The rediscovered trio, listed as ‘Serenate ex C’ in the Library’s Carl Ferdinand Becker collection, has been assigned Köchel number 648 and given the title Ganz kleine Nachtmusik in a punning allusion to Mozart’s beloved Eine kleine Nachtmusik, K. 525.

‘Until now, the young Mozart has been familiar to us chiefly as a composer of keyboard music and of arias and sinfonias but we know from a list drawn up by Leopold Mozart that he wrote many other chamber works in his youth, all of them unfortunately lost’, according to Ulrich Leisinger, the head of research at the International Mozarteum Foundation and editor of the new Köchel-Verzeichnis

‘It looks as if – thanks to a series of favourable circumstances – a complete string trio has survived in Leipzig. The source was evidently Mozart’s sister, and so it is tempting to think that she preserved the work as a memento of her brother. Perhaps he wrote the Trio specially for her and for her name day’.
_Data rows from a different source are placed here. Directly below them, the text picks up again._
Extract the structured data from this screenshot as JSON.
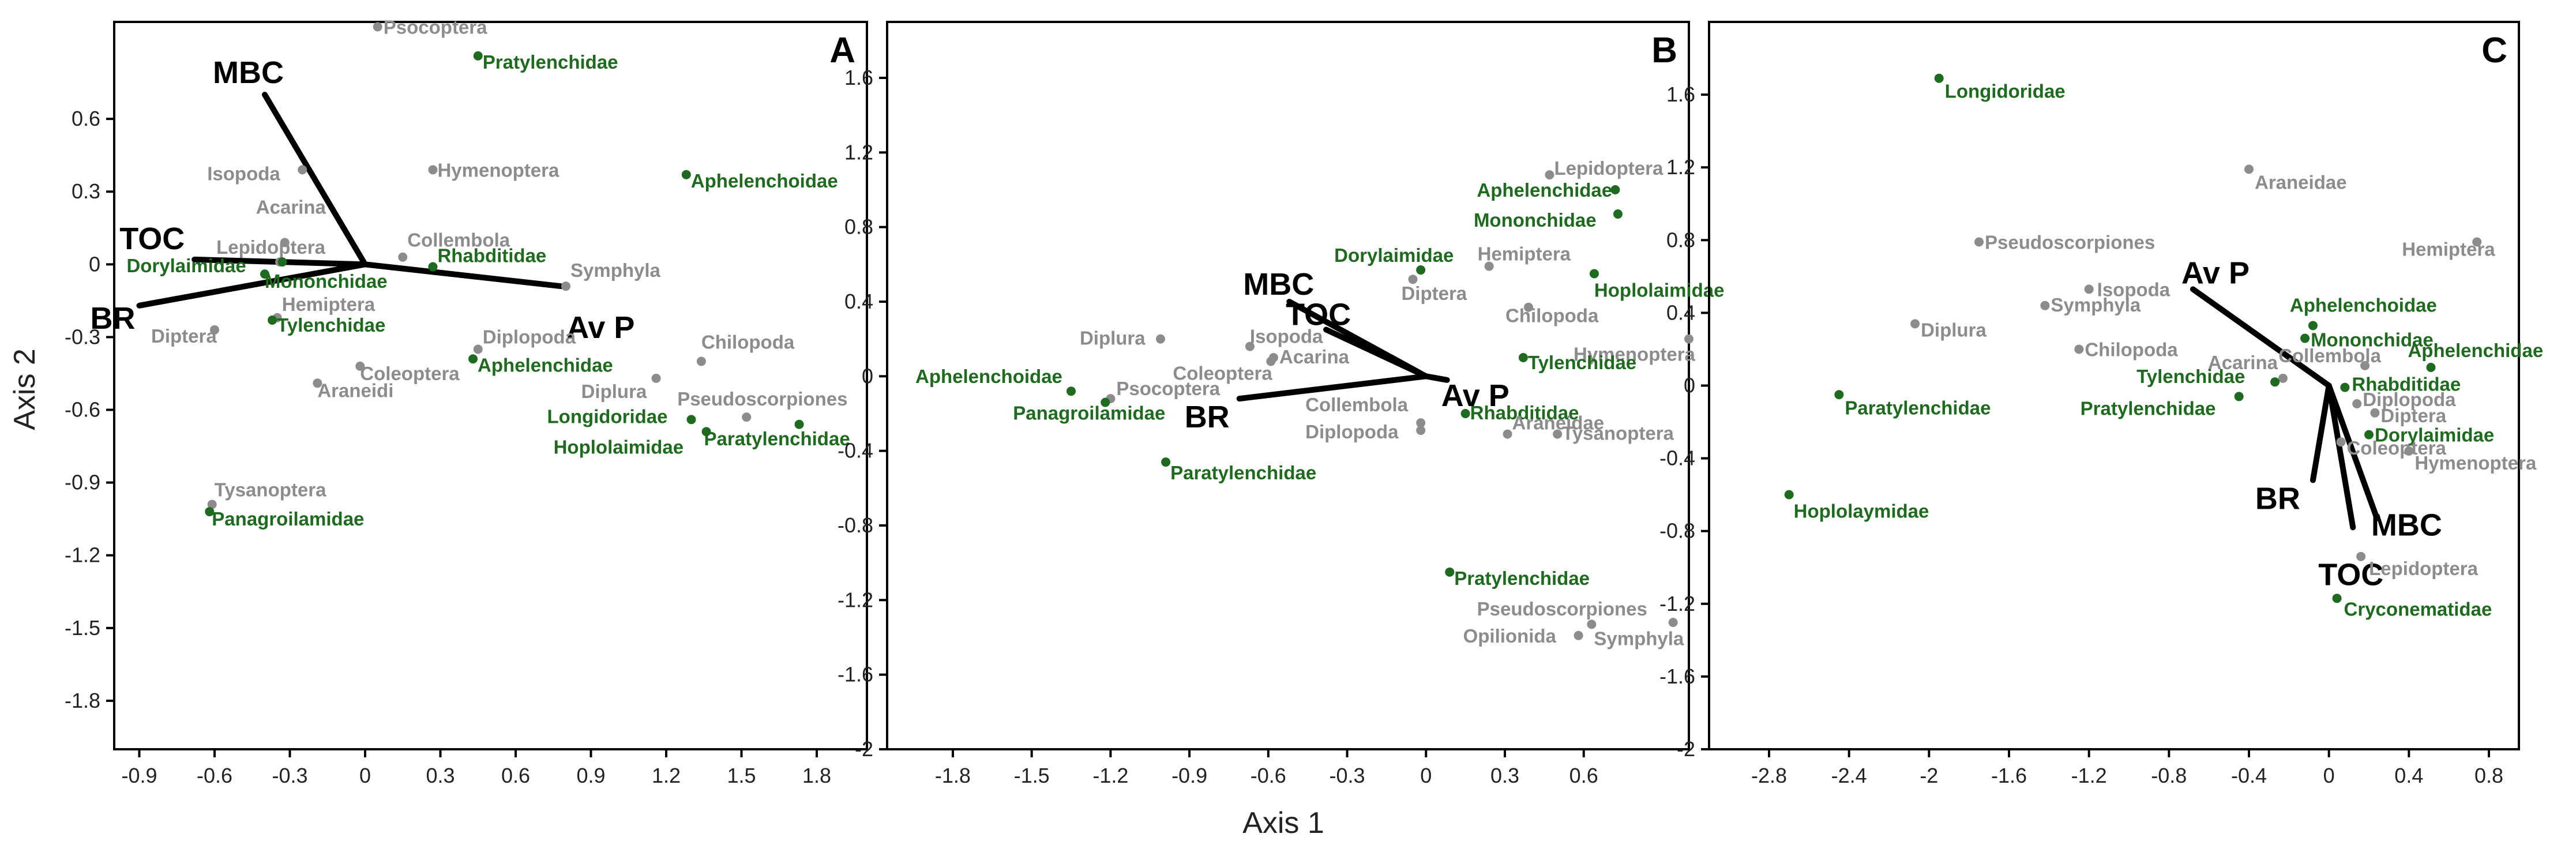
{
  "figure": {
    "xlabel": "Axis 1",
    "ylabel": "Axis 2"
  },
  "chart_data": [
    {
      "type": "scatter",
      "letter": "A",
      "xlim": [
        -1.0,
        2.0
      ],
      "ylim": [
        -2.0,
        1.0
      ],
      "xticks": [
        -0.9,
        -0.6,
        -0.3,
        0,
        0.3,
        0.6,
        0.9,
        1.2,
        1.5,
        1.8
      ],
      "yticks": [
        0.6,
        0.3,
        0,
        -0.3,
        -0.6,
        -0.9,
        -1.2,
        -1.5,
        -1.8
      ],
      "points": [
        {
          "label": "Psocoptera",
          "x": 0.05,
          "y": 0.98,
          "group": "arthropod"
        },
        {
          "label": "Pratylenchidae",
          "x": 0.45,
          "y": 0.86,
          "group": "nematode"
        },
        {
          "label": "Isopoda",
          "x": -0.25,
          "y": 0.39,
          "group": "arthropod"
        },
        {
          "label": "Hymenoptera",
          "x": 0.27,
          "y": 0.39,
          "group": "arthropod"
        },
        {
          "label": "Aphelenchoidae",
          "x": 1.28,
          "y": 0.37,
          "group": "nematode"
        },
        {
          "label": "Acarina",
          "x": -0.32,
          "y": 0.09,
          "group": "arthropod"
        },
        {
          "label": "Lepidoptera",
          "x": -0.34,
          "y": 0.01,
          "group": "arthropod"
        },
        {
          "label": "Collembola",
          "x": 0.15,
          "y": 0.03,
          "group": "arthropod"
        },
        {
          "label": "Dorylaimidae",
          "x": -0.33,
          "y": 0.01,
          "group": "nematode"
        },
        {
          "label": "Mononchidae",
          "x": -0.4,
          "y": -0.04,
          "group": "nematode"
        },
        {
          "label": "Rhabditidae",
          "x": 0.27,
          "y": -0.01,
          "group": "nematode"
        },
        {
          "label": "Symphyla",
          "x": 0.8,
          "y": -0.09,
          "group": "arthropod"
        },
        {
          "label": "Hemiptera",
          "x": -0.35,
          "y": -0.22,
          "group": "arthropod"
        },
        {
          "label": "Tylenchidae",
          "x": -0.37,
          "y": -0.23,
          "group": "nematode"
        },
        {
          "label": "Diptera",
          "x": -0.6,
          "y": -0.27,
          "group": "arthropod"
        },
        {
          "label": "Diplopoda",
          "x": 0.45,
          "y": -0.35,
          "group": "arthropod"
        },
        {
          "label": "Aphelenchidae",
          "x": 0.43,
          "y": -0.39,
          "group": "nematode"
        },
        {
          "label": "Coleoptera",
          "x": -0.02,
          "y": -0.42,
          "group": "arthropod"
        },
        {
          "label": "Araneidi",
          "x": -0.19,
          "y": -0.49,
          "group": "arthropod"
        },
        {
          "label": "Chilopoda",
          "x": 1.34,
          "y": -0.4,
          "group": "arthropod"
        },
        {
          "label": "Diplura",
          "x": 1.16,
          "y": -0.47,
          "group": "arthropod"
        },
        {
          "label": "Pseudoscorpiones",
          "x": 1.52,
          "y": -0.63,
          "group": "arthropod"
        },
        {
          "label": "Longidoridae",
          "x": 1.3,
          "y": -0.64,
          "group": "nematode"
        },
        {
          "label": "Hoplolaimidae",
          "x": 1.36,
          "y": -0.69,
          "group": "nematode"
        },
        {
          "label": "Paratylenchidae",
          "x": 1.73,
          "y": -0.66,
          "group": "nematode"
        },
        {
          "label": "Tysanoptera",
          "x": -0.61,
          "y": -0.99,
          "group": "arthropod"
        },
        {
          "label": "Panagroilamidae",
          "x": -0.62,
          "y": -1.02,
          "group": "nematode"
        }
      ],
      "vectors": [
        {
          "label": "MBC",
          "x": -0.4,
          "y": 0.7
        },
        {
          "label": "TOC",
          "x": -0.68,
          "y": 0.02
        },
        {
          "label": "BR",
          "x": -0.9,
          "y": -0.17
        },
        {
          "label": "Av P",
          "x": 0.78,
          "y": -0.09
        }
      ]
    },
    {
      "type": "scatter",
      "letter": "B",
      "xlim": [
        -2.05,
        1.0
      ],
      "ylim": [
        -2.0,
        1.9
      ],
      "xticks": [
        -1.8,
        -1.5,
        -1.2,
        -0.9,
        -0.6,
        -0.3,
        0,
        0.3,
        0.6
      ],
      "yticks": [
        1.6,
        1.2,
        0.8,
        0.4,
        0,
        -0.4,
        -0.8,
        -1.2,
        -1.6,
        -2
      ],
      "points": [
        {
          "label": "Lepidoptera",
          "x": 0.47,
          "y": 1.08,
          "group": "arthropod"
        },
        {
          "label": "Aphelenchidae",
          "x": 0.72,
          "y": 1.0,
          "group": "nematode"
        },
        {
          "label": "Mononchidae",
          "x": 0.73,
          "y": 0.87,
          "group": "nematode"
        },
        {
          "label": "Dorylaimidae",
          "x": -0.02,
          "y": 0.57,
          "group": "nematode"
        },
        {
          "label": "Hemiptera",
          "x": 0.24,
          "y": 0.59,
          "group": "arthropod"
        },
        {
          "label": "Diptera",
          "x": -0.05,
          "y": 0.52,
          "group": "arthropod"
        },
        {
          "label": "Hoplolaimidae",
          "x": 0.64,
          "y": 0.55,
          "group": "nematode"
        },
        {
          "label": "Chilopoda",
          "x": 0.39,
          "y": 0.37,
          "group": "arthropod"
        },
        {
          "label": "Hymenoptera",
          "x": 1.0,
          "y": 0.2,
          "group": "arthropod"
        },
        {
          "label": "Tylenchidae",
          "x": 0.37,
          "y": 0.1,
          "group": "nematode"
        },
        {
          "label": "Isopoda",
          "x": -0.67,
          "y": 0.16,
          "group": "arthropod"
        },
        {
          "label": "Diplura",
          "x": -1.01,
          "y": 0.2,
          "group": "arthropod"
        },
        {
          "label": "Coleoptera",
          "x": -0.59,
          "y": 0.08,
          "group": "arthropod"
        },
        {
          "label": "Acarina",
          "x": -0.58,
          "y": 0.1,
          "group": "arthropod"
        },
        {
          "label": "Aphelenchoidae",
          "x": -1.35,
          "y": -0.08,
          "group": "nematode"
        },
        {
          "label": "Psocoptera",
          "x": -1.2,
          "y": -0.12,
          "group": "arthropod"
        },
        {
          "label": "Panagroilamidae",
          "x": -1.22,
          "y": -0.14,
          "group": "nematode"
        },
        {
          "label": "Collembola",
          "x": -0.02,
          "y": -0.25,
          "group": "arthropod"
        },
        {
          "label": "Diplopoda",
          "x": -0.02,
          "y": -0.29,
          "group": "arthropod"
        },
        {
          "label": "Rhabditidae",
          "x": 0.15,
          "y": -0.2,
          "group": "nematode"
        },
        {
          "label": "Araneidae",
          "x": 0.31,
          "y": -0.31,
          "group": "arthropod"
        },
        {
          "label": "Tysanoptera",
          "x": 0.5,
          "y": -0.31,
          "group": "arthropod"
        },
        {
          "label": "Paratylenchidae",
          "x": -0.99,
          "y": -0.46,
          "group": "nematode"
        },
        {
          "label": "Pratylenchidae",
          "x": 0.09,
          "y": -1.05,
          "group": "nematode"
        },
        {
          "label": "Pseudoscorpiones",
          "x": 0.94,
          "y": -1.32,
          "group": "arthropod"
        },
        {
          "label": "Opilionida",
          "x": 0.58,
          "y": -1.39,
          "group": "arthropod"
        },
        {
          "label": "Symphyla",
          "x": 0.63,
          "y": -1.33,
          "group": "arthropod"
        }
      ],
      "vectors": [
        {
          "label": "MBC",
          "x": -0.52,
          "y": 0.4
        },
        {
          "label": "TOC",
          "x": -0.38,
          "y": 0.25
        },
        {
          "label": "BR",
          "x": -0.71,
          "y": -0.12
        },
        {
          "label": "Av P",
          "x": 0.08,
          "y": -0.02
        }
      ]
    },
    {
      "type": "scatter",
      "letter": "C",
      "xlim": [
        -3.1,
        0.95
      ],
      "ylim": [
        -2.0,
        2.0
      ],
      "xticks": [
        -2.8,
        -2.4,
        -2,
        -1.6,
        -1.2,
        -0.8,
        -0.4,
        0,
        0.4,
        0.8
      ],
      "yticks": [
        1.6,
        1.2,
        0.8,
        0.4,
        0,
        -0.4,
        -0.8,
        -1.2,
        -1.6,
        -2
      ],
      "points": [
        {
          "label": "Longidoridae",
          "x": -1.95,
          "y": 1.69,
          "group": "nematode"
        },
        {
          "label": "Araneidae",
          "x": -0.4,
          "y": 1.19,
          "group": "arthropod"
        },
        {
          "label": "Pseudoscorpiones",
          "x": -1.75,
          "y": 0.79,
          "group": "arthropod"
        },
        {
          "label": "Hemiptera",
          "x": 0.74,
          "y": 0.79,
          "group": "arthropod"
        },
        {
          "label": "Isopoda",
          "x": -1.2,
          "y": 0.53,
          "group": "arthropod"
        },
        {
          "label": "Symphyla",
          "x": -1.42,
          "y": 0.44,
          "group": "arthropod"
        },
        {
          "label": "Diplura",
          "x": -2.07,
          "y": 0.34,
          "group": "arthropod"
        },
        {
          "label": "Chilopoda",
          "x": -1.25,
          "y": 0.2,
          "group": "arthropod"
        },
        {
          "label": "Aphelenchoidae",
          "x": -0.08,
          "y": 0.33,
          "group": "nematode"
        },
        {
          "label": "Mononchidae",
          "x": -0.12,
          "y": 0.26,
          "group": "nematode"
        },
        {
          "label": "Aphelenchidae",
          "x": 0.51,
          "y": 0.1,
          "group": "nematode"
        },
        {
          "label": "Acarina",
          "x": -0.23,
          "y": 0.04,
          "group": "arthropod"
        },
        {
          "label": "Collembola",
          "x": 0.18,
          "y": 0.11,
          "group": "arthropod"
        },
        {
          "label": "Tylenchidae",
          "x": -0.27,
          "y": 0.02,
          "group": "nematode"
        },
        {
          "label": "Rhabditidae",
          "x": 0.08,
          "y": -0.01,
          "group": "nematode"
        },
        {
          "label": "Pratylenchidae",
          "x": -0.45,
          "y": -0.06,
          "group": "nematode"
        },
        {
          "label": "Paratylenchidae",
          "x": -2.45,
          "y": -0.05,
          "group": "nematode"
        },
        {
          "label": "Diplopoda",
          "x": 0.14,
          "y": -0.1,
          "group": "arthropod"
        },
        {
          "label": "Diptera",
          "x": 0.23,
          "y": -0.15,
          "group": "arthropod"
        },
        {
          "label": "Dorylaimidae",
          "x": 0.2,
          "y": -0.27,
          "group": "nematode"
        },
        {
          "label": "Coleoptera",
          "x": 0.06,
          "y": -0.31,
          "group": "arthropod"
        },
        {
          "label": "Hymenoptera",
          "x": 0.4,
          "y": -0.36,
          "group": "arthropod"
        },
        {
          "label": "Hoplolaymidae",
          "x": -2.7,
          "y": -0.6,
          "group": "nematode"
        },
        {
          "label": "Lepidoptera",
          "x": 0.16,
          "y": -0.94,
          "group": "arthropod"
        },
        {
          "label": "Cryconematidae",
          "x": 0.04,
          "y": -1.17,
          "group": "nematode"
        }
      ],
      "vectors": [
        {
          "label": "Av P",
          "x": -0.68,
          "y": 0.53
        },
        {
          "label": "BR",
          "x": -0.08,
          "y": -0.52
        },
        {
          "label": "MBC",
          "x": 0.24,
          "y": -0.73
        },
        {
          "label": "TOC",
          "x": 0.12,
          "y": -0.78
        }
      ]
    }
  ],
  "colors": {
    "arthropod": "#8c8c8c",
    "nematode": "#1e6a1e",
    "vector": "#000000"
  }
}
The new Köchel-Verzeichnis edition additionally contains new entries on more than 90 works in the main section of the catalogue, including information on a number of Mozart compositions newly discovered while the edition was in preparation.

Ganz kleine Nachtmusik received its much-belated modern premiere on 19 September 2024 in Mozart’s native Salzburg, which was followed by the German premiere at Leipzig Opera on 21 September, with Vincent and David Geer playing the violin parts and Elisabeth Zimmermann on cello.